Here’s the svc.yaml file:

apiVersion: v1
kind: Service
metadata:
  name: deepseek-coder-instruct-svc
  namespace: llm
spec:
  selector:
    app: deepseek-coder-instruct
  type: ClusterIP
  ports:
    - name: http
      protocol: TCP
      port: 80
      targetPort: 8000

Depending on your Home Lab configuration, I’m utilizing Kong Manager. Here’s my Gateway Service setup:

autopilot-gateway-service-deepseek-coder

And here’s the Route setup:

autopilot-route-deepseek-coder

Additionally, here’s the Application Log for the deployed pod:

autopilot-portainer-deepseek-coder-deployed


Configuration

From the Continue sidebar, click on the Plus icon at the bottom, then scroll all the way down and click on the Open config.json button.

autopilot-continue-sidebar-config

Since I’ve set up 2 models locally, here are the corresponding config values:

{
  "models": [
    {
      "title": "LM Studio",
      "provider": "lmstudio",
      "model": "gemma-2b-it"
    },
    {
      "title": "llama-cpp-python",
      "provider": "openai",
      "model": "deepseek-coder-6.7b-instruct.Q4_K_M.gguf",
      "apiKey": "EMPTY",
      "apiBase": "http://kong.local:8000/deepseek/v1"
    }
  ],
  ...

For the tabAutocompleteModel, I am using:

  "tabAutocompleteModel": {
    "title": "llama-cpp-python",
    "provider": "openai",
    "model": "deepseek-coder-6.7b-instruct.Q4_K_M.gguf",
    "apiKey": "EMPTY",
    "apiBase": "http://kong.local:8000/deepseek/v1"
  },
  "allowAnonymousTelemetry": false,
  ...
}

Putting it into Action

Let’s test it out by inserting the dockerfile block into this post.
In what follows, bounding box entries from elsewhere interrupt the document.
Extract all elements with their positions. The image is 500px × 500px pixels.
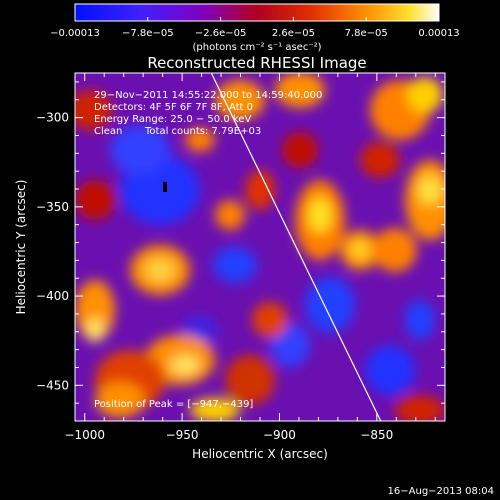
colorbar-tick-label: −0.00013 [50,28,100,39]
x-axis-label: Heliocentric X (arcsec) [192,447,328,461]
footer-date: 16−Aug−2013 08:04 [388,486,494,497]
x-tick-label: −900 [263,428,296,442]
annotation-total-counts: Total counts: 7.79E+03 [144,126,261,137]
x-axis: −1000 −950 −900 −850 [64,73,436,442]
heatmap-blob [275,73,325,108]
chart-title: Reconstructed RHESSI Image [147,54,366,72]
annotation-peak: Position of Peak = [−947,−439] [94,399,253,410]
heatmap-blob [360,142,400,178]
heatmap-blob [110,125,170,175]
colorbar-gradient [74,3,440,22]
heatmap-blob [215,80,265,120]
colorbar-ticks: −0.00013 −7.8e−05 −2.6e−05 2.6e−05 7.8e−05 0.… [50,17,460,39]
heatmap-blob [75,90,112,130]
heatmap-blob [75,280,115,340]
heatmap-blob [405,300,435,340]
heatmap-blob [170,355,200,375]
annotation-time-range: 29−Nov−2011 14:55:22.000 to 14:59:40.000 [94,90,322,101]
heatmap-blob [75,180,115,220]
annotation-energy-range: Energy Range: 25.0 − 50.0 keV [94,114,251,125]
heatmap-blob [185,128,215,152]
heatmap-blob [190,398,240,421]
heatmap-blob [225,355,275,405]
colorbar: −0.00013 −7.8e−05 −2.6e−05 2.6e−05 7.8e−05 0.… [50,3,460,53]
heatmap-blob [95,382,145,418]
heatmap-blob [365,345,415,395]
y-tick-label: −350 [36,200,69,214]
heatmap-blob [282,132,318,168]
x-tick-label: −1000 [64,428,105,442]
colorbar-tick-label: −2.6e−05 [195,28,247,39]
y-tick-label: −300 [36,111,69,125]
colorbar-tick-label: 7.8e−05 [345,28,388,39]
heatmap-blob [145,258,175,282]
colorbar-units-label: (photons cm⁻² s⁻¹ asec⁻²) [192,42,321,53]
colorbar-tick-label: 0.00013 [418,28,459,39]
heatmap-blob [373,228,417,272]
annotation-detectors: Detectors: 4F 5F 6F 7F 8F, Att 0 [94,102,253,113]
heatmap-area [75,73,445,421]
heatmap-blob [252,302,288,338]
heatmap-blob [213,247,257,283]
heatmap-blob [215,200,245,230]
heatmap-blob [308,197,332,233]
y-tick-label: −450 [36,378,69,392]
heatmap-blob [418,175,442,205]
y-axis: −450 −400 −350 −300 [36,81,445,404]
annotations: 29−Nov−2011 14:55:22.000 to 14:59:40.000… [94,90,322,410]
y-axis-label: Heliocentric Y (arcsec) [14,180,28,315]
solar-limb-line [210,73,382,421]
x-tick-label: −950 [166,428,199,442]
colorbar-tick-label: 2.6e−05 [272,28,315,39]
y-tick-label: −400 [36,289,69,303]
heatmap-blob [395,395,445,421]
heatmap-blob [85,318,105,342]
heatmap-blob [350,240,370,260]
annotation-algorithm: Clean [94,126,122,137]
x-tick-label: −850 [360,428,393,442]
peak-marker [163,182,167,192]
heatmap-blob [245,170,275,210]
colorbar-tick-label: −7.8e−05 [122,28,174,39]
heatmap-blob [407,77,443,113]
heatmap-blob [305,277,355,333]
After selecting the block of code, press CTRL-L, and it will appear on the right.

LM Studio

Let’s experiment with the LM Studio model:

autopilot-lm-studio-in-action

OpenAI-compatible

Now, let’s experiment with the llama-cpp-python model:

autopilot-llama-cpp-in-action

That’s all there is to it! We now have a locally enabled autopilot for code completion!